AKP Neydiler Ne oldular? 6

03.10.2003 Vatan

TBMM İDARE AMİRİ ABDULLAH ÇALIŞKAN 

"Ak Parti’ye yenilenmiş bir Milli Görüş hareketi diyebiliriz

FP döneminde 20’ye yakın il başkanı yenilikçiydi. Bunlardan yalnızca Adana İl Başkanı Abdullah Çalışkan partiden ihraç edildi. İlginçtir, AKP içinde Milli Görüş çizgisine en yakın isimler sayılırken halen TBMM İdare Amiri olan Çalışkan’ın adı zikrediliyor.

AKP yenilikçi hareketin devamı mı?
Çalışkan:
O dönemde, FP dışından da yenilikçi harekete büyük bir ilgi vardı. Özellikle kongre aşamasında Abdullah Gül ve ekibinin kazanmasını isteyen geniş bir kitle oluşmuştu. Toplumun geniş kesimi Milli Görüş’e şöyle bakıyordu: “Evet, çok iyi şeyler düşünüyorsunuz.
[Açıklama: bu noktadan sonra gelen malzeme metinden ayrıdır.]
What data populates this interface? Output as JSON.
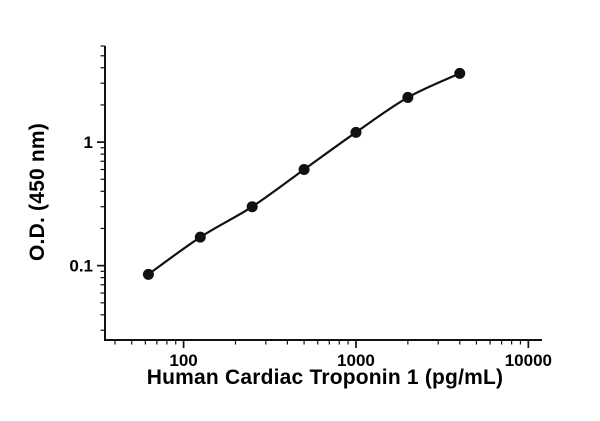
{
  "figure": {
    "background": "#ffffff"
  },
  "chart_data": {
    "type": "scatter",
    "title": "",
    "xlabel": "Human Cardiac Troponin 1 (pg/mL)",
    "ylabel": "O.D. (450 nm)",
    "x_scale": "log",
    "y_scale": "log",
    "xlim": [
      35,
      12000
    ],
    "ylim": [
      0.025,
      6
    ],
    "grid": false,
    "legend": "none",
    "line": true,
    "x": [
      62.5,
      125,
      250,
      500,
      1000,
      2000,
      4000
    ],
    "y": [
      0.085,
      0.17,
      0.3,
      0.6,
      1.2,
      2.3,
      3.6
    ],
    "x_ticks": [
      {
        "value": 100,
        "label": "100"
      },
      {
        "value": 1000,
        "label": "1000"
      },
      {
        "value": 10000,
        "label": "10000"
      }
    ],
    "y_ticks": [
      {
        "value": 0.1,
        "label": "0.1"
      },
      {
        "value": 1,
        "label": "1"
      }
    ],
    "marker": {
      "shape": "circle",
      "color": "#111111",
      "diameter": 11
    },
    "line_color": "#111111",
    "axis_color": "#111111"
  }
}
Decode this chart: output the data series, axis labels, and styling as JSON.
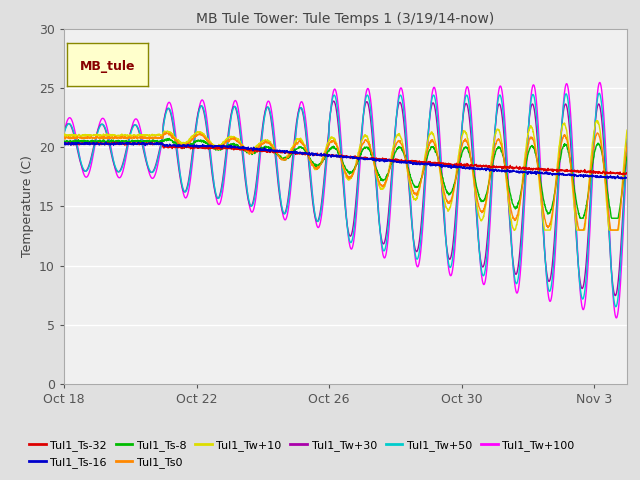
{
  "title": "MB Tule Tower: Tule Temps 1 (3/19/14-now)",
  "ylabel": "Temperature (C)",
  "ylim": [
    0,
    30
  ],
  "yticks": [
    0,
    5,
    10,
    15,
    20,
    25,
    30
  ],
  "legend_box_label": "MB_tule",
  "background_color": "#e0e0e0",
  "plot_bg_color": "#f0f0f0",
  "grid_color": "#ffffff",
  "series": [
    {
      "label": "Tul1_Ts-32",
      "color": "#dd0000"
    },
    {
      "label": "Tul1_Ts-16",
      "color": "#0000cc"
    },
    {
      "label": "Tul1_Ts-8",
      "color": "#00bb00"
    },
    {
      "label": "Tul1_Ts0",
      "color": "#ff8800"
    },
    {
      "label": "Tul1_Tw+10",
      "color": "#dddd00"
    },
    {
      "label": "Tul1_Tw+30",
      "color": "#aa00aa"
    },
    {
      "label": "Tul1_Tw+50",
      "color": "#00cccc"
    },
    {
      "label": "Tul1_Tw+100",
      "color": "#ff00ff"
    }
  ],
  "xtick_labels": [
    "Oct 18",
    "Oct 22",
    "Oct 26",
    "Oct 30",
    "Nov 3"
  ],
  "xtick_positions": [
    0,
    4,
    8,
    12,
    16
  ]
}
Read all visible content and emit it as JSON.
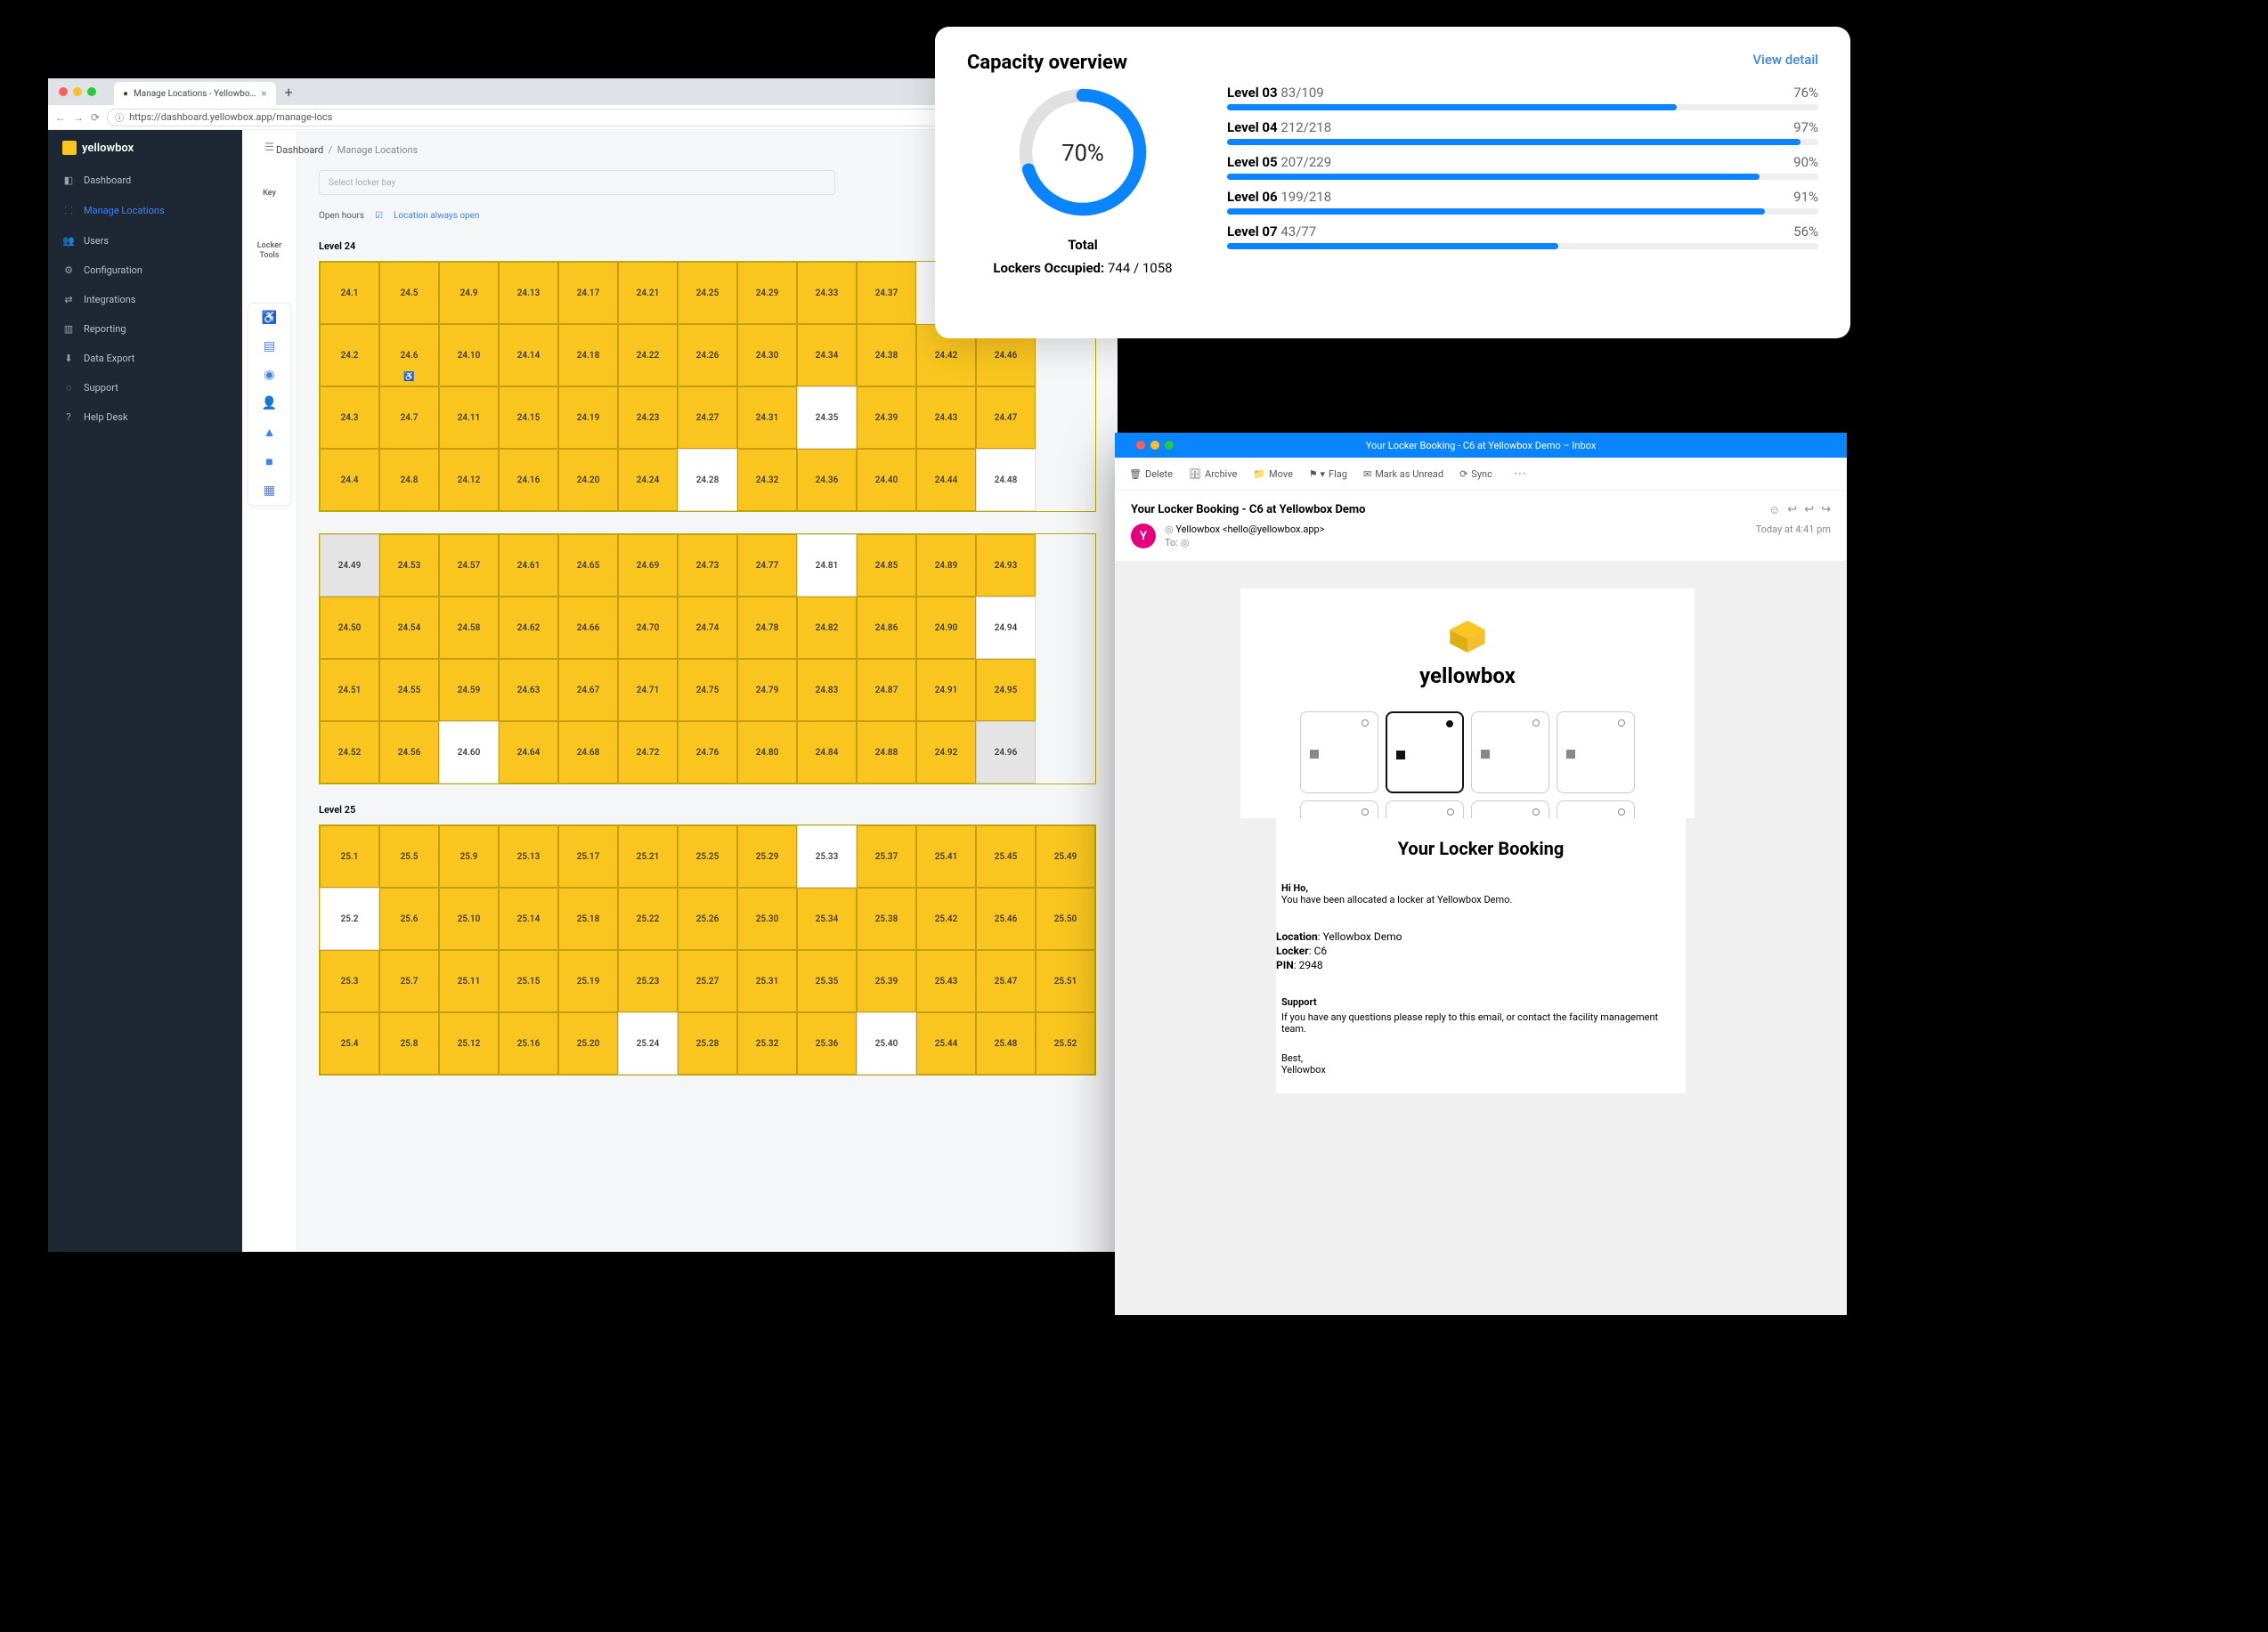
{
  "browser": {
    "tab_title": "Manage Locations - Yellowbo…",
    "url": "https://dashboard.yellowbox.app/manage-locs"
  },
  "sidebar": {
    "logo": "yellowbox",
    "items": [
      "Dashboard",
      "Manage Locations",
      "Users",
      "Configuration",
      "Integrations",
      "Reporting",
      "Data Export",
      "Support",
      "Help Desk"
    ]
  },
  "breadcrumb": {
    "a": "Dashboard",
    "b": "Manage Locations"
  },
  "select_bay_placeholder": "Select locker bay",
  "open_hours": {
    "label": "Open hours",
    "option": "Location always open"
  },
  "left_rail": {
    "key": "Key",
    "tools": "Locker\nTools"
  },
  "grid": {
    "occupied_color": "#f9c51e",
    "vacant_color": "#ffffff",
    "disabled_color": "#e4e4e4",
    "level24_label": "Level 24",
    "level24_rows": [
      [
        "24.1",
        "24.5",
        "24.9",
        "24.13",
        "24.17",
        "24.21",
        "24.25",
        "24.29",
        "24.33",
        "24.37"
      ],
      [
        "24.2",
        "24.6",
        "24.10",
        "24.14",
        "24.18",
        "24.22",
        "24.26",
        "24.30",
        "24.34",
        "24.38",
        "24.42",
        "24.46"
      ],
      [
        "24.3",
        "24.7",
        "24.11",
        "24.15",
        "24.19",
        "24.23",
        "24.27",
        "24.31",
        "24.35",
        "24.39",
        "24.43",
        "24.47"
      ],
      [
        "24.4",
        "24.8",
        "24.12",
        "24.16",
        "24.20",
        "24.24",
        "24.28",
        "24.32",
        "24.36",
        "24.40",
        "24.44",
        "24.48"
      ]
    ],
    "level24_vacant": [
      "24.35",
      "24.28",
      "24.48"
    ],
    "level24_wheelchair": [
      "24.6"
    ],
    "level24b_rows": [
      [
        "24.49",
        "24.53",
        "24.57",
        "24.61",
        "24.65",
        "24.69",
        "24.73",
        "24.77",
        "24.81",
        "24.85",
        "24.89",
        "24.93"
      ],
      [
        "24.50",
        "24.54",
        "24.58",
        "24.62",
        "24.66",
        "24.70",
        "24.74",
        "24.78",
        "24.82",
        "24.86",
        "24.90",
        "24.94"
      ],
      [
        "24.51",
        "24.55",
        "24.59",
        "24.63",
        "24.67",
        "24.71",
        "24.75",
        "24.79",
        "24.83",
        "24.87",
        "24.91",
        "24.95"
      ],
      [
        "24.52",
        "24.56",
        "24.60",
        "24.64",
        "24.68",
        "24.72",
        "24.76",
        "24.80",
        "24.84",
        "24.88",
        "24.92",
        "24.96"
      ]
    ],
    "level24b_vacant": [
      "24.81",
      "24.94",
      "24.60"
    ],
    "level24b_grey": [
      "24.49",
      "24.96"
    ],
    "level25_label": "Level 25",
    "level25_rows": [
      [
        "25.1",
        "25.5",
        "25.9",
        "25.13",
        "25.17",
        "25.21",
        "25.25",
        "25.29",
        "25.33",
        "25.37",
        "25.41",
        "25.45",
        "25.49"
      ],
      [
        "25.2",
        "25.6",
        "25.10",
        "25.14",
        "25.18",
        "25.22",
        "25.26",
        "25.30",
        "25.34",
        "25.38",
        "25.42",
        "25.46",
        "25.50"
      ],
      [
        "25.3",
        "25.7",
        "25.11",
        "25.15",
        "25.19",
        "25.23",
        "25.27",
        "25.31",
        "25.35",
        "25.39",
        "25.43",
        "25.47",
        "25.51"
      ],
      [
        "25.4",
        "25.8",
        "25.12",
        "25.16",
        "25.20",
        "25.24",
        "25.28",
        "25.32",
        "25.36",
        "25.40",
        "25.44",
        "25.48",
        "25.52"
      ]
    ],
    "level25_vacant": [
      "25.33",
      "25.2",
      "25.24",
      "25.40"
    ]
  },
  "overview": {
    "title": "Capacity overview",
    "detail": "View detail",
    "donut_pct": 70,
    "donut_label": "Total",
    "occupied_label": "Lockers Occupied:",
    "occupied_val": "744 / 1058",
    "ring_color": "#0a84ff",
    "ring_bg": "#e0e0e0",
    "levels": [
      {
        "name": "Level 03",
        "ratio": "83/109",
        "pct": 76
      },
      {
        "name": "Level 04",
        "ratio": "212/218",
        "pct": 97
      },
      {
        "name": "Level 05",
        "ratio": "207/229",
        "pct": 90
      },
      {
        "name": "Level 06",
        "ratio": "199/218",
        "pct": 91
      },
      {
        "name": "Level 07",
        "ratio": "43/77",
        "pct": 56
      }
    ]
  },
  "mail": {
    "window_title": "Your Locker Booking - C6 at Yellowbox Demo – Inbox",
    "toolbar": [
      "Delete",
      "Archive",
      "Move",
      "Flag",
      "Mark as Unread",
      "Sync"
    ],
    "subject": "Your Locker Booking - C6 at Yellowbox Demo",
    "from": "Yellowbox <hello@yellowbox.app>",
    "to_label": "To:",
    "time": "Today at 4:41 pm",
    "brand": "yellowbox",
    "heading": "Your Locker Booking",
    "greet_name": "Hi Ho,",
    "greet_body": "You have been allocated a locker at Yellowbox Demo.",
    "location_label": "Location",
    "location_val": "Yellowbox Demo",
    "locker_label": "Locker",
    "locker_val": "C6",
    "pin_label": "PIN",
    "pin_val": "2948",
    "support_h": "Support",
    "support_body": "If you have any questions please reply to this email, or contact the facility management team.",
    "signoff1": "Best,",
    "signoff2": "Yellowbox"
  }
}
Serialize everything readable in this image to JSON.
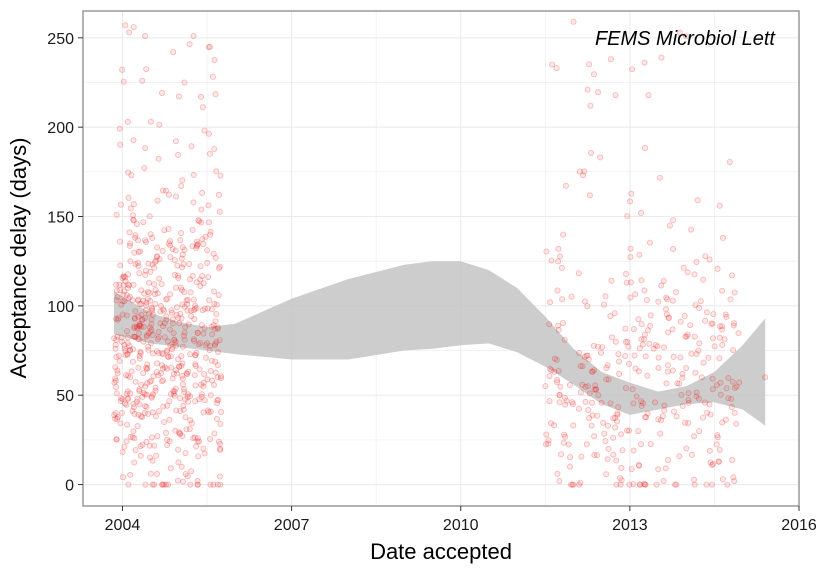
{
  "chart_data": {
    "type": "scatter",
    "annotation": "FEMS Microbiol Lett",
    "xlabel": "Date accepted",
    "ylabel": "Acceptance delay (days)",
    "xlim": [
      2003.3,
      2016.0
    ],
    "ylim": [
      -12,
      265
    ],
    "x_ticks": [
      2004,
      2007,
      2010,
      2013,
      2016
    ],
    "y_ticks": [
      0,
      50,
      100,
      150,
      200,
      250
    ],
    "grid": true,
    "legend": "none",
    "point_color": "#ee2222",
    "ribbon_color": "#c4c4c4",
    "frame_color": "#999999",
    "grid_color": "#ebebeb",
    "clusters": [
      {
        "x_range": [
          2003.85,
          2005.75
        ],
        "y_center": 80,
        "y_spread": 42,
        "n": 620,
        "y_max": 257
      },
      {
        "x_range": [
          2011.5,
          2014.95
        ],
        "y_center": 60,
        "y_spread": 38,
        "n": 380,
        "y_max": 259
      }
    ],
    "extreme_points": [
      {
        "x": 2004.05,
        "y": 257
      },
      {
        "x": 2004.12,
        "y": 253
      },
      {
        "x": 2004.2,
        "y": 256
      },
      {
        "x": 2004.9,
        "y": 242
      },
      {
        "x": 2005.55,
        "y": 245
      },
      {
        "x": 2004.35,
        "y": 226
      },
      {
        "x": 2005.1,
        "y": 225
      },
      {
        "x": 2011.62,
        "y": 235
      },
      {
        "x": 2011.7,
        "y": 233
      },
      {
        "x": 2012.0,
        "y": 259
      },
      {
        "x": 2012.25,
        "y": 221
      },
      {
        "x": 2012.3,
        "y": 212
      },
      {
        "x": 2013.2,
        "y": 152
      },
      {
        "x": 2015.4,
        "y": 60
      },
      {
        "x": 2011.75,
        "y": 2
      },
      {
        "x": 2013.6,
        "y": 2
      },
      {
        "x": 2014.65,
        "y": 3
      }
    ],
    "smooth_band": {
      "x": [
        2003.85,
        2004.5,
        2005.0,
        2005.5,
        2006.0,
        2007.0,
        2008.0,
        2009.0,
        2009.5,
        2010.0,
        2010.5,
        2011.0,
        2011.5,
        2012.0,
        2012.5,
        2013.0,
        2013.5,
        2014.0,
        2014.5,
        2015.0,
        2015.4
      ],
      "lower": [
        84,
        79,
        77,
        75,
        73,
        70,
        70,
        75,
        76,
        78,
        79,
        74,
        66,
        56,
        45,
        39,
        42,
        45,
        46,
        42,
        33
      ],
      "upper": [
        108,
        96,
        91,
        88,
        90,
        104,
        115,
        123,
        125,
        125,
        120,
        110,
        94,
        76,
        63,
        57,
        52,
        55,
        63,
        78,
        93
      ]
    }
  }
}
Ama Milli Görüş’ü yanlış şekilde ve yanlış kişilerle tanıtıyorsunuz. Şu kişilerle, şu usul ve tarzda anlatırsanız çok daha geniş bir ilgi görürsünüz.” FP kongresinin sayısal galibinin Recayi Bey, siyasal galibininse Abdullah Bey olduğu yazıldı, çizildi. Bizim çıkışımız diğer partilere oy veren vatandaş tarafından da çok hoş karşılandı. Ondan sonra artık yeni bir parti oluşmasına karar verildi.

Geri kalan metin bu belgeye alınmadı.